Snow water equivalent (SWE) ranges between 205% and 244% of average at the five snow survey sites in the Mono Basin (called snow courses). Gem Pass, Ellery Lake, and Saddlebag Lake have the highest March SWE on record. At the lowest-elevation snow survey site—Gem Lake at 9,150 feet above sea level—SWE was about 10 inches shy of the 1969 record, but it had reached the 1983 amount. The Tioga Pass snow course was 5 inches shy of the 1983 record. In the map below showing the snow courses, portions of the Lee Vining Creek (top) and Rush Creek (bottom) watersheds are outlined.

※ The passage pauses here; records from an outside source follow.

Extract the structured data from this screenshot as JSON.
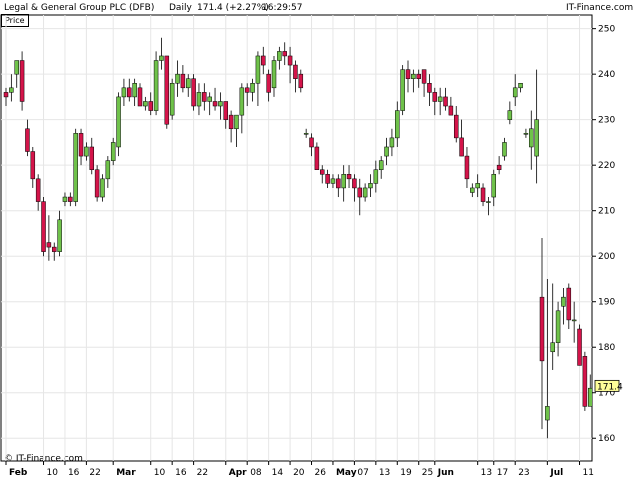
{
  "header": {
    "title": "Legal & General Group PLC (DFB)",
    "period": "Daily",
    "last": "171.4 (+2.27%)",
    "time": "16:29:57",
    "brand": "IT-Finance.com"
  },
  "price_box": "Price",
  "watermark": "© IT-Finance.com",
  "last_price_label": "171.4",
  "colors": {
    "up": "#6fc24a",
    "down": "#d4144a",
    "grid": "#e6e6e6",
    "last_bg": "#ffff99"
  },
  "chart_data": {
    "type": "candlestick",
    "title": "Legal & General Group PLC (DFB)",
    "ylim": [
      155,
      253
    ],
    "yticks": [
      160,
      170,
      180,
      190,
      200,
      210,
      220,
      230,
      240,
      250
    ],
    "grid": true,
    "x_ticks": [
      {
        "label": "Feb",
        "index": 0,
        "bold": true
      },
      {
        "label": "10",
        "index": 7,
        "bold": false
      },
      {
        "label": "16",
        "index": 11,
        "bold": false
      },
      {
        "label": "22",
        "index": 15,
        "bold": false
      },
      {
        "label": "Mar",
        "index": 20,
        "bold": true
      },
      {
        "label": "10",
        "index": 27,
        "bold": false
      },
      {
        "label": "16",
        "index": 31,
        "bold": false
      },
      {
        "label": "22",
        "index": 35,
        "bold": false
      },
      {
        "label": "Apr",
        "index": 41,
        "bold": true
      },
      {
        "label": "08",
        "index": 45,
        "bold": false
      },
      {
        "label": "14",
        "index": 49,
        "bold": false
      },
      {
        "label": "20",
        "index": 53,
        "bold": false
      },
      {
        "label": "26",
        "index": 57,
        "bold": false
      },
      {
        "label": "May",
        "index": 61,
        "bold": true
      },
      {
        "label": "07",
        "index": 65,
        "bold": false
      },
      {
        "label": "13",
        "index": 69,
        "bold": false
      },
      {
        "label": "19",
        "index": 73,
        "bold": false
      },
      {
        "label": "25",
        "index": 77,
        "bold": false
      },
      {
        "label": "Jun",
        "index": 80,
        "bold": true
      },
      {
        "label": "13",
        "index": 88,
        "bold": false
      },
      {
        "label": "17",
        "index": 91,
        "bold": false
      },
      {
        "label": "23",
        "index": 95,
        "bold": false
      },
      {
        "label": "Jul",
        "index": 101,
        "bold": true
      },
      {
        "label": "11",
        "index": 107,
        "bold": false
      }
    ],
    "candles": [
      [
        236,
        237,
        233,
        235
      ],
      [
        236,
        240,
        234,
        237
      ],
      [
        240,
        243,
        237,
        243
      ],
      [
        243,
        245,
        232,
        234
      ],
      [
        228,
        230,
        222,
        223
      ],
      [
        223,
        224,
        215,
        217
      ],
      [
        217,
        218,
        210,
        212
      ],
      [
        212,
        213,
        200,
        201
      ],
      [
        203,
        209,
        199,
        202
      ],
      [
        202,
        203,
        199,
        201
      ],
      [
        201,
        210,
        200,
        208
      ],
      [
        212,
        214,
        211,
        213
      ],
      [
        213,
        214,
        211,
        212
      ],
      [
        212,
        228,
        211,
        227
      ],
      [
        227,
        228,
        220,
        222
      ],
      [
        222,
        225,
        221,
        224
      ],
      [
        224,
        226,
        218,
        219
      ],
      [
        219,
        220,
        212,
        213
      ],
      [
        213,
        218,
        212,
        217
      ],
      [
        217,
        222,
        215,
        221
      ],
      [
        221,
        226,
        220,
        225
      ],
      [
        224,
        236,
        222,
        235
      ],
      [
        235,
        239,
        233,
        237
      ],
      [
        237,
        239,
        234,
        235
      ],
      [
        235,
        239,
        233,
        238
      ],
      [
        237,
        238,
        233,
        233
      ],
      [
        233,
        235,
        232,
        234
      ],
      [
        234,
        236,
        231,
        232
      ],
      [
        232,
        245,
        231,
        243
      ],
      [
        243,
        248,
        241,
        244
      ],
      [
        244,
        244,
        228,
        229
      ],
      [
        231,
        239,
        230,
        238
      ],
      [
        238,
        243,
        235,
        240
      ],
      [
        240,
        242,
        236,
        237
      ],
      [
        237,
        240,
        235,
        239
      ],
      [
        239,
        240,
        232,
        233
      ],
      [
        233,
        238,
        231,
        236
      ],
      [
        236,
        238,
        232,
        234
      ],
      [
        234,
        236,
        231,
        235
      ],
      [
        234,
        237,
        232,
        233
      ],
      [
        233,
        236,
        230,
        234
      ],
      [
        234,
        234,
        228,
        230
      ],
      [
        231,
        232,
        225,
        228
      ],
      [
        228,
        230,
        224,
        231
      ],
      [
        231,
        238,
        227,
        237
      ],
      [
        237,
        238,
        233,
        236
      ],
      [
        236,
        239,
        234,
        238
      ],
      [
        238,
        245,
        233,
        244
      ],
      [
        244,
        246,
        240,
        242
      ],
      [
        240,
        241,
        234,
        236
      ],
      [
        237,
        244,
        235,
        243
      ],
      [
        243,
        246,
        241,
        245
      ],
      [
        245,
        247,
        242,
        244
      ],
      [
        244,
        246,
        238,
        242
      ],
      [
        242,
        243,
        236,
        239
      ],
      [
        240,
        241,
        236,
        237
      ],
      [
        227,
        228,
        226,
        227
      ],
      [
        226,
        227,
        222,
        224
      ],
      [
        224,
        225,
        219,
        219
      ],
      [
        219,
        220,
        216,
        218
      ],
      [
        218,
        219,
        215,
        216
      ],
      [
        216,
        218,
        215,
        217
      ],
      [
        217,
        218,
        213,
        215
      ],
      [
        215,
        220,
        212,
        218
      ],
      [
        218,
        220,
        215,
        217
      ],
      [
        217,
        218,
        212,
        215
      ],
      [
        215,
        217,
        209,
        213
      ],
      [
        213,
        216,
        212,
        215
      ],
      [
        215,
        218,
        213,
        216
      ],
      [
        216,
        221,
        214,
        219
      ],
      [
        219,
        222,
        217,
        221
      ],
      [
        222,
        226,
        220,
        224
      ],
      [
        224,
        228,
        222,
        226
      ],
      [
        226,
        234,
        224,
        232
      ],
      [
        232,
        242,
        231,
        241
      ],
      [
        241,
        243,
        236,
        239
      ],
      [
        239,
        241,
        236,
        240
      ],
      [
        240,
        241,
        237,
        239
      ],
      [
        241,
        241,
        235,
        238
      ],
      [
        238,
        240,
        233,
        236
      ],
      [
        236,
        237,
        231,
        234
      ],
      [
        234,
        237,
        231,
        235
      ],
      [
        235,
        237,
        232,
        233
      ],
      [
        233,
        235,
        231,
        231
      ],
      [
        231,
        233,
        225,
        226
      ],
      [
        226,
        230,
        222,
        222
      ],
      [
        222,
        224,
        215,
        217
      ],
      [
        214,
        216,
        213,
        215
      ],
      [
        215,
        218,
        213,
        216
      ],
      [
        215,
        216,
        211,
        212
      ],
      [
        212,
        213,
        209,
        212
      ],
      [
        213,
        219,
        211,
        218
      ],
      [
        220,
        222,
        218,
        219
      ],
      [
        222,
        226,
        221,
        225
      ],
      [
        230,
        234,
        229,
        232
      ],
      [
        235,
        240,
        233,
        237
      ],
      [
        237,
        238,
        236,
        238
      ],
      [
        227,
        228,
        226,
        227
      ],
      [
        224,
        232,
        219,
        228
      ],
      [
        222,
        241,
        216,
        230
      ],
      [
        191,
        204,
        162,
        177
      ],
      [
        164,
        195,
        160,
        167
      ],
      [
        179,
        194,
        175,
        181
      ],
      [
        181,
        190,
        178,
        188
      ],
      [
        189,
        193,
        185,
        191
      ],
      [
        193,
        194,
        184,
        186
      ],
      [
        186,
        190,
        181,
        186
      ],
      [
        184,
        185,
        176,
        176
      ],
      [
        178,
        179,
        166,
        167
      ],
      [
        167,
        174,
        167,
        171
      ]
    ]
  }
}
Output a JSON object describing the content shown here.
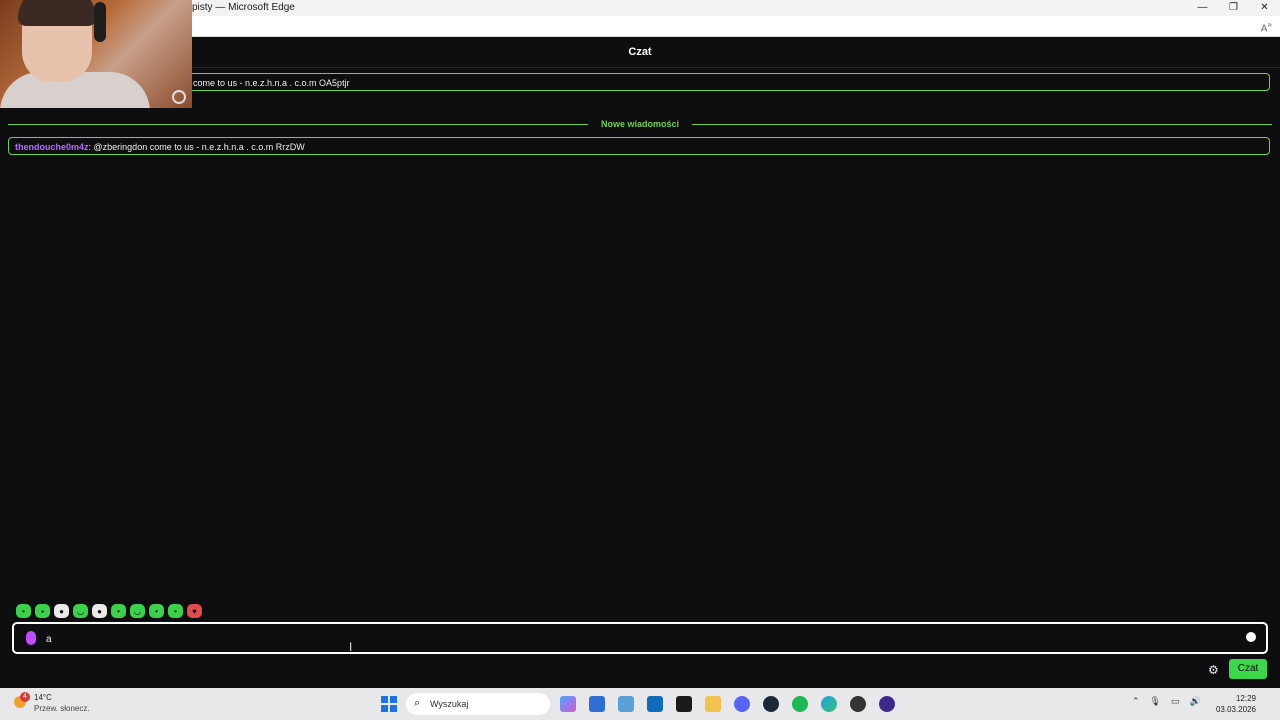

At Ellery Lake and Saddlebag Lake, in the Lee Vining Creek headwaters, March 1st SWE was already higher than the record April 1st SWE set in 1983! April is typically the date of peak snowpack accumulation. So far this year, Saddlebag Lake SWE has exceeded the April 1983 record by four and a half inches, and Ellery Lake has exceeded it by about half an inch.
Gem Pass and Saddlebag Lake both have a snowpack deeper than 160 inches. This sets an all-time record for Saddlebag Lake snow depth and is an early March record for Gem Pass. At 144.5 inches, Ellery Lake broke its March record and tied the 1983 snow depth record for April.
Lee Vining Creek snow courses have March data pretty consistently since about 1973, and Rush Creek since 1960. There is a spotty data record for both watersheds back to 1926. The two biggest years for snowpack were 1969 and 1983, when Mono Basin runoff was 176% and 196% of average, respectively. 1969 was preceded and followed by drier than average years, and 1983 was preceded and followed by wetter than average years (a runoff year starts on April 1st and ends the following March 31st). 1995—in third place for snowpack overall and with runoff equal to 1969—set an April 1st SWE record at Gem Pass.